Des officiers «invisibles» venus de France, d'Italie et de Grande-Bretagne sont retranchés depuis quelques semaines à Benghazi, QG des insurgés libyens: ils aident les rebelles à bâtir des forces capables de vaincre le régime de Mouammar Kadhafi, avec l'appui de l'OTAN.

«Si vous les voyez, demandez-leur de venir prendre une tasse de thé avec moi», plaisante le colonel Ahmed Omar Bani, porte-parole militaire des rebelles, interrogé sur l'activité de ces officiers.

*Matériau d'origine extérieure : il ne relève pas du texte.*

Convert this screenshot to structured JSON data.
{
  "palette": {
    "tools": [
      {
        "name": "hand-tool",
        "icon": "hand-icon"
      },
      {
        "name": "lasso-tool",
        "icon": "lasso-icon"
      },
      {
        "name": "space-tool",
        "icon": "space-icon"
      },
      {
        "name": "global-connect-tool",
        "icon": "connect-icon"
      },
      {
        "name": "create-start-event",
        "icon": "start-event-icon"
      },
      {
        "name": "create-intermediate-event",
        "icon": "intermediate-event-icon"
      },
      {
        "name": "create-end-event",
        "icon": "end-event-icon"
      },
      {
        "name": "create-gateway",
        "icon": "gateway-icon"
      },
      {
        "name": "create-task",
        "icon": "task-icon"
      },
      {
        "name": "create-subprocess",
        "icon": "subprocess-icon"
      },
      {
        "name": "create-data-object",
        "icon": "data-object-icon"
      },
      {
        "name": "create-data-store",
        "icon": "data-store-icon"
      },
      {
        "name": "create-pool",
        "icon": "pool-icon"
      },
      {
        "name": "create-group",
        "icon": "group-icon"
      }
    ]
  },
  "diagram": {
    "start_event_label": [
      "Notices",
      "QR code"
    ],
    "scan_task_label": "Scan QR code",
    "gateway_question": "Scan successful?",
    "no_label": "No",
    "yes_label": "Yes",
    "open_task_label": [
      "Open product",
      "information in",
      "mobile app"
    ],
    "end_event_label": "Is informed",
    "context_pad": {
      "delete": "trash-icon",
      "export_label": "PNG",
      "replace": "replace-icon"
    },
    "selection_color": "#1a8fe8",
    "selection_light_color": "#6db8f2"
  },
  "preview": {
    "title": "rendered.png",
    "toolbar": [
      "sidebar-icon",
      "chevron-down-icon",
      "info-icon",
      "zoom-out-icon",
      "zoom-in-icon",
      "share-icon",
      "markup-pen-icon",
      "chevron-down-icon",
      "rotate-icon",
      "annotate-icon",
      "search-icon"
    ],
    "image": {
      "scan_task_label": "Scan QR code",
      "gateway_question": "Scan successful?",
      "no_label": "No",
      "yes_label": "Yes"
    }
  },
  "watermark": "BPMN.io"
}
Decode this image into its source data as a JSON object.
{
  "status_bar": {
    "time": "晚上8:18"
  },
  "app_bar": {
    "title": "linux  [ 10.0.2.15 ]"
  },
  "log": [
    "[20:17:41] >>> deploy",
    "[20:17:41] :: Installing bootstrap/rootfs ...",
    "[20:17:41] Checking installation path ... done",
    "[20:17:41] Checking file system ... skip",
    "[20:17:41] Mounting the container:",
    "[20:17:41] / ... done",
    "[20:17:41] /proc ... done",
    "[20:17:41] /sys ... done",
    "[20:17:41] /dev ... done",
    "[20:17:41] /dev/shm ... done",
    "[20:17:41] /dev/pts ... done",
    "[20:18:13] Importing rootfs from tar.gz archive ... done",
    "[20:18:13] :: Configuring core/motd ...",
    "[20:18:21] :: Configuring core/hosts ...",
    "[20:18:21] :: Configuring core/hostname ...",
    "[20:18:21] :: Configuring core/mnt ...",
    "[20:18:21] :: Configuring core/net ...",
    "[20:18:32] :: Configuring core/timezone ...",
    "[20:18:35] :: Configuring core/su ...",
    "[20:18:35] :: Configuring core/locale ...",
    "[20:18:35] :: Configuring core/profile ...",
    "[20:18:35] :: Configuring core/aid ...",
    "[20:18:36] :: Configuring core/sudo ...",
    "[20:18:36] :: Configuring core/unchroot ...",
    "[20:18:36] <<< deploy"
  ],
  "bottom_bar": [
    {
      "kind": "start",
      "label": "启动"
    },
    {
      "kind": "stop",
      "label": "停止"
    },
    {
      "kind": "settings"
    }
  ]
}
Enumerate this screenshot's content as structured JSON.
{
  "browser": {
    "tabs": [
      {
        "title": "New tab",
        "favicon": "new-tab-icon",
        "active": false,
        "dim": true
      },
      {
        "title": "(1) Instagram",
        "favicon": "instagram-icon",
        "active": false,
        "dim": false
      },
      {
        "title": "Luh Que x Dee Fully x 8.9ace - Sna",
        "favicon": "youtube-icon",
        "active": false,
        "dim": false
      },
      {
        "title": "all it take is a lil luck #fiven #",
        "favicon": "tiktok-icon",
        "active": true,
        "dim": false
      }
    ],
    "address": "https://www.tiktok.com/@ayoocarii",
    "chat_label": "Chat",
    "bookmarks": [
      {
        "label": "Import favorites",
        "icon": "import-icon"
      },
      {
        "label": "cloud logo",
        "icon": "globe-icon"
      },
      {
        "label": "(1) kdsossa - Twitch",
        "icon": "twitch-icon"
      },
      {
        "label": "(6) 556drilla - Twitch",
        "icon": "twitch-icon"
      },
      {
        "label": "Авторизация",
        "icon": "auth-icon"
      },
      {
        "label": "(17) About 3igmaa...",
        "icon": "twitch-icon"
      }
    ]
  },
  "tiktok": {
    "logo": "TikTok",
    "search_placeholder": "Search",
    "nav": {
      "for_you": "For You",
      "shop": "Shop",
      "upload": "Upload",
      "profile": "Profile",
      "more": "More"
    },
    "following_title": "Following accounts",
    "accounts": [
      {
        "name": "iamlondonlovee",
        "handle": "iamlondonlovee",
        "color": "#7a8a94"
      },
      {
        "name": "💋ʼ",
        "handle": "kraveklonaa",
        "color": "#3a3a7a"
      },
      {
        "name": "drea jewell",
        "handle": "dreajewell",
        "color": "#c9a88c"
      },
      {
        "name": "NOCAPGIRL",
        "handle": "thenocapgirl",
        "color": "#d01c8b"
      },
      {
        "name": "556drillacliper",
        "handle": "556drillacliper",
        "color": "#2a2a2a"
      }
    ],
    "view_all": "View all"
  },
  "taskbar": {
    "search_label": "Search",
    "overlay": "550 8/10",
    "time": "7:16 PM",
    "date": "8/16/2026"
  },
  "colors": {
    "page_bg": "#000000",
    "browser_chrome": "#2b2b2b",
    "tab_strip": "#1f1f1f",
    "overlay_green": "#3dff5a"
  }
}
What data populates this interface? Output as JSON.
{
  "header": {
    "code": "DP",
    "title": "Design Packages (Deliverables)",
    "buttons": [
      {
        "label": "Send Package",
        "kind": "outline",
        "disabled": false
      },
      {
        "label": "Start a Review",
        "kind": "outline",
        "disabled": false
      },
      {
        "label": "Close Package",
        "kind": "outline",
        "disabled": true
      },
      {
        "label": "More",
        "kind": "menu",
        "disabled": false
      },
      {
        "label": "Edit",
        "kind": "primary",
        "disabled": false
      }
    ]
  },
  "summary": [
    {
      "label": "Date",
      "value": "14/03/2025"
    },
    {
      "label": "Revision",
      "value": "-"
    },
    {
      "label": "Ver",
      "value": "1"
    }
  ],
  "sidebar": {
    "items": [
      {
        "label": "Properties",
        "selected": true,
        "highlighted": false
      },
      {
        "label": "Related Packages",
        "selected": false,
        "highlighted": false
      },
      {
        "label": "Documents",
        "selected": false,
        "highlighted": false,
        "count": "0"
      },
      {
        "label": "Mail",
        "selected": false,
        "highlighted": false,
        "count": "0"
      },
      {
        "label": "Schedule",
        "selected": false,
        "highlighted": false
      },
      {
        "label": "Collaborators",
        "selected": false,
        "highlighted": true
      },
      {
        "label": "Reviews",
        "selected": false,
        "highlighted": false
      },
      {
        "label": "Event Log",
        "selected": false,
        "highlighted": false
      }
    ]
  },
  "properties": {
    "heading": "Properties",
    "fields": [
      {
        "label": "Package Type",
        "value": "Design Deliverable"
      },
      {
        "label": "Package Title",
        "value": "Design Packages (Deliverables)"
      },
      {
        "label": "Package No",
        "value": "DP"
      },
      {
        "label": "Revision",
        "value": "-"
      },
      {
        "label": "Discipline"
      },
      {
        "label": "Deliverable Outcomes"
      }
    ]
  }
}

Pas question en effet de rencontrer ces 20 Britanniques, 10 Italiens et 10 Français: les demandes d'interviews effectuées par l'AFP auprès du colonel Bani et des ministères de la Défense et des Affaires étrangères à Londres, Paris et Rome ont été refusées.

D'après les rumeurs, ces conseillers sont cantonnés dans un immeuble à la périphérie de Benghazi, la ville portuaire devenue le siège des rebelles après le soulèvement contre le colonel Kadhafi à la mi-février.

Là, ils travaillent aux côtés du commandement des insurgés en vue de transformer les volontaires rebelles qui manquent cruellement d'armes et de formation en une force capable de débouter les loyalistes, secondés par l'OTAN qui bombarde l'Ouest libyen.

«Ce processus, c'est comme tenter de transformer le chaos en ordre», commente un responsable militaire européen sur place. Selon lui, ces conseillers aident à la mise en place d'une structure de commandement, mais n'ont pas l'intention de participer à l'entraînement des combattants.

Une présence discrète et pour cause: des photos ou des vidéos d'officiers européens seraient probablement utilisées par la machine de propagande de Kadhafi comme une «preuve» que le soulèvement est orchestré par les puissances occidentales en vue de mettre la main sur les richesses pétrolières du pays.

Les Européens s'inquiètent également du risque d'enlisement.

Les détracteurs de l'option militaire en Libye rappellent que le fiasco américain au Vietnam avait commencé par l'envoi d'une poignée de conseillers militaires, avant de se muer en une guerre à grande échelle et de longue haleine.

Ils craignent que l'offensive militaire lancée pour protéger les civils libyens ne se transforme en une attaque terrestre si le dirigeant libyen ne quitte pas le pouvoir ou n'est pas tué dans un raid.

Les gouvernements concernés assurent qu'ils ne permettront pas un tel scénario et gardent leurs hommes à l'abri des regards pour éviter les critiques.

Les volontaires dans les camps militaires de Benghazi affirment ne pas les avoir vus, mais à Misrata, seul bastion rebelle dans l'Ouest, on assure qu'il y a au moins deux conseillers militaires français et un britannique en action.

Deux journalistes de l'AFP ont été récemment enfermés brièvement dans une maison de cette ville par un groupe d'insurgés, car, selon les combattants, «des Français circulaient dans des rues voisines».

Le gouvernement français a nié à plusieurs reprises avoir des agents sur le terrain pour fournir des informations sur des cibles potentielles de raids de l'OTAN.

Et si à Misrata, où des centaines de personnes ont été tuées dans les combats, on réclame des troupes étrangères pour lever le siège imposé par les forces gouvernementales, à Benghazi, les rebelles restent opposés à cette idée.

«Nous ne voulons pas de troupes. Si nous pouvons obtenir les armes nécessaires, nous pourrons mettre fin à cette situation une fois pour toutes», dit Abdul Hafiz Ghoga, vice-président du Conseil national de transition.